La Parasha de cette semaine ( Vayéra) nous raconte notamment l’expulsion de Hagar par Sarah sa maîtresse. En effet, sur la proposition de Sarah, et afin de permettre à Abraham d’avoir un enfant, Hagar devient la concubine d’Abraham et donne la vie à Ismaël.
Dans la vision midrashique, Hagar n’a pas de connotation péjorative. Elle est même considérée comme héritière d’une part de la sagesse d’Abraham, puisqu’après le décès de Sarah, Abraham épouse Kétourah qui devient donc ainsi son épouse légitime, et avec qui il aura sept enfants (voir la fin de la parasha de Hayyé Sarah, que nous lirons la semaine prochaine). Or le Midrash explique que Kétourah était l’autre nom de Hagar, car sa personnalité était aussi douce que de l’encens (Kétoreth).

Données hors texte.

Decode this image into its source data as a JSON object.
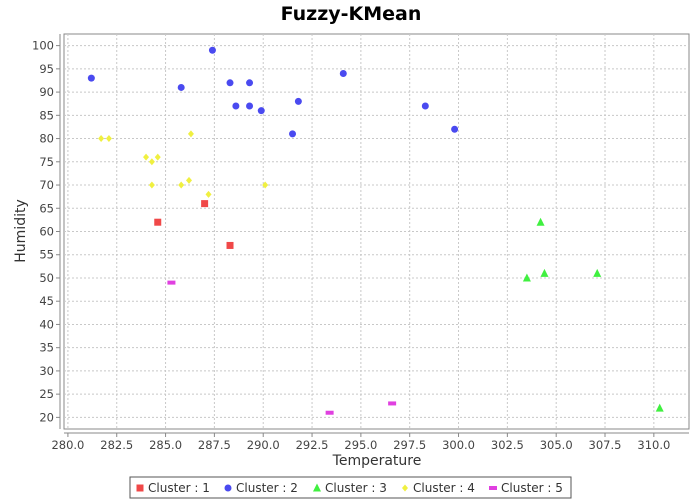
{
  "chart_data": {
    "type": "scatter",
    "title": "Fuzzy-KMean",
    "xlabel": "Temperature",
    "ylabel": "Humidity",
    "xlim": [
      279.8,
      311.8
    ],
    "ylim": [
      17.5,
      102.5
    ],
    "x_ticks": [
      "280.0",
      "282.5",
      "285.0",
      "287.5",
      "290.0",
      "292.5",
      "295.0",
      "297.5",
      "300.0",
      "302.5",
      "305.0",
      "307.5",
      "310.0"
    ],
    "y_ticks": [
      "20",
      "25",
      "30",
      "35",
      "40",
      "45",
      "50",
      "55",
      "60",
      "65",
      "70",
      "75",
      "80",
      "85",
      "90",
      "95",
      "100"
    ],
    "grid": true,
    "legend_position": "bottom",
    "series": [
      {
        "name": "Cluster : 1",
        "shape": "square",
        "color": "#f04848",
        "points": [
          [
            284.6,
            62
          ],
          [
            287.0,
            66
          ],
          [
            288.3,
            57
          ]
        ]
      },
      {
        "name": "Cluster : 2",
        "shape": "circle",
        "color": "#4a4af0",
        "points": [
          [
            281.2,
            93
          ],
          [
            285.8,
            91
          ],
          [
            287.4,
            99
          ],
          [
            288.3,
            92
          ],
          [
            288.6,
            87
          ],
          [
            289.3,
            92
          ],
          [
            289.3,
            87
          ],
          [
            289.9,
            86
          ],
          [
            291.5,
            81
          ],
          [
            291.8,
            88
          ],
          [
            294.1,
            94
          ],
          [
            298.3,
            87
          ],
          [
            299.8,
            82
          ]
        ]
      },
      {
        "name": "Cluster : 3",
        "shape": "triangle",
        "color": "#40f040",
        "points": [
          [
            303.5,
            50
          ],
          [
            304.2,
            62
          ],
          [
            304.4,
            51
          ],
          [
            307.1,
            51
          ],
          [
            310.3,
            22
          ]
        ]
      },
      {
        "name": "Cluster : 4",
        "shape": "diamond",
        "color": "#f0f040",
        "points": [
          [
            281.7,
            80
          ],
          [
            282.1,
            80
          ],
          [
            284.0,
            76
          ],
          [
            284.3,
            75
          ],
          [
            284.6,
            76
          ],
          [
            284.3,
            70
          ],
          [
            285.8,
            70
          ],
          [
            286.2,
            71
          ],
          [
            286.3,
            81
          ],
          [
            287.2,
            68
          ],
          [
            290.1,
            70
          ]
        ]
      },
      {
        "name": "Cluster : 5",
        "shape": "rect",
        "color": "#e040e0",
        "points": [
          [
            285.3,
            49
          ],
          [
            293.4,
            21
          ],
          [
            296.6,
            23
          ]
        ]
      }
    ]
  }
}
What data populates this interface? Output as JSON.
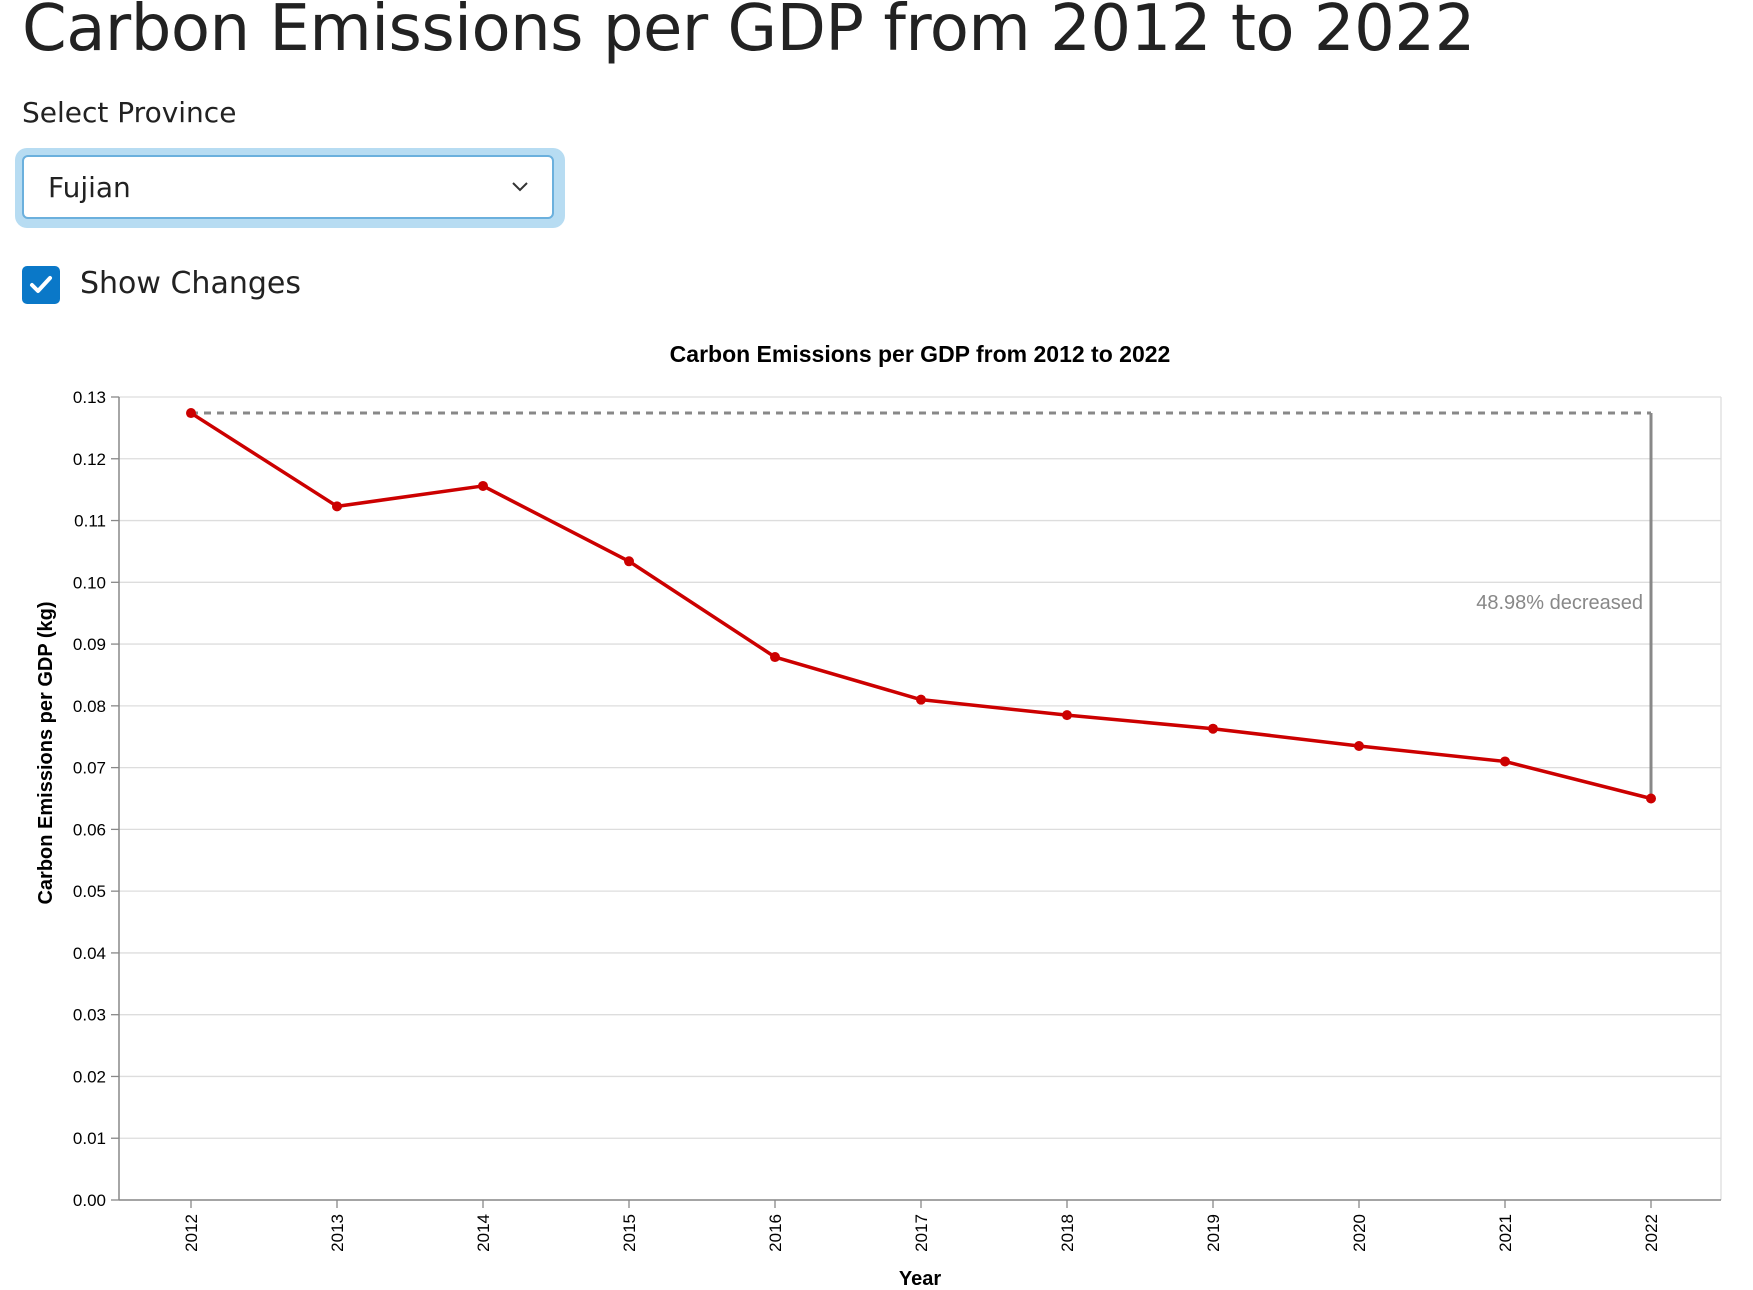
{
  "header": {
    "title": "Carbon Emissions per GDP from 2012 to 2022"
  },
  "controls": {
    "province_label": "Select Province",
    "province_value": "Fujian",
    "show_changes_label": "Show Changes",
    "show_changes_checked": true
  },
  "chart_data": {
    "type": "line",
    "title": "Carbon Emissions per GDP from 2012 to 2022",
    "xlabel": "Year",
    "ylabel": "Carbon Emissions per GDP (kg)",
    "x": [
      2012,
      2013,
      2014,
      2015,
      2016,
      2017,
      2018,
      2019,
      2020,
      2021,
      2022
    ],
    "series": [
      {
        "values": [
          0.1274,
          0.1123,
          0.1156,
          0.1034,
          0.0879,
          0.081,
          0.0785,
          0.0763,
          0.0735,
          0.071,
          0.065
        ]
      }
    ],
    "ylim": [
      0,
      0.13
    ],
    "yticks": [
      "0.00",
      "0.01",
      "0.02",
      "0.03",
      "0.04",
      "0.05",
      "0.06",
      "0.07",
      "0.08",
      "0.09",
      "0.10",
      "0.11",
      "0.12",
      "0.13"
    ],
    "grid": true,
    "line_color": "#cc0000",
    "annotation": {
      "text": "48.98% decreased",
      "from_year": 2012,
      "to_year": 2022,
      "color": "#888888"
    }
  }
}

Du fait de sa stérilité, Sarah avait donc suggéré à Abraham de prendre Hagar sa servante afin de pouvoir procréer. C’est ce que nous avons lu dans la Parasha de la semaine dernière : Hagar avait enfanté Ismaël, « pour Abraham » comme dit le Texte. Mais après la naissance d’Isaac, Sarah demande à Abraham de renvoyer Hagar et son fils. Elle fut alors renvoyée, avec son fils, et Abraham lui donna des provisions. Se trouvant par la suite dans le désert, et ayant épuisé ses provisions et vidé sa réserve d’eau, Hagar ne pouvait plus répondre aux pleurs assoiffés de sont enfant. Elle le jeta derrière un buisson, puis s’éloigna, à la distance d’un tir d’archer, afin de ne pas entendre les pleurs déchirants de son enfant.

C’est alors que, voyant « l’enfant dans sa situation » l’Éternel envoya un ange pour sauver Hagar et son fils, et voici ce que dit le texte :

יט וַיִּפְקַח אֱלֹ-הִים אֶת-עֵינֶיהָ וַתֵּרֶא בְּאֵר מָיִם וַתֵּלֶךְ וַתְּמַלֵּא אֶת-הַחֵמֶת מַיִם וַתַּשְׁקְ אֶת-הַנָּעַר:

Le Seigneur lui dessilla les yeux et elle aperçut une source; elle y alla, emplit l’outre d’eau et donna à boire à l’enfant.

L’Éternel lui dessilla les yeux !

Le problème n’était donc pas qu’il n’y avait pas d’eau – il y en avait donc ! – , mais qu’elle n’avait pas vu ce puits d’eau. Un puits qui était donc bien là ! En effet, le texte ne dit pas « l’Éternel fit un puits … », mais il dit : « l’Éternel lui dessilla les yeux » … il suffisait donc d’ouvrir les yeux !

Le puits était là … mais elle ne l’avait pas vu !

Comment peut-on ne pas voir un puits lorsqu’on a soif ? Comment peut-on ne pas voir une solution lorsqu’on a un problème ?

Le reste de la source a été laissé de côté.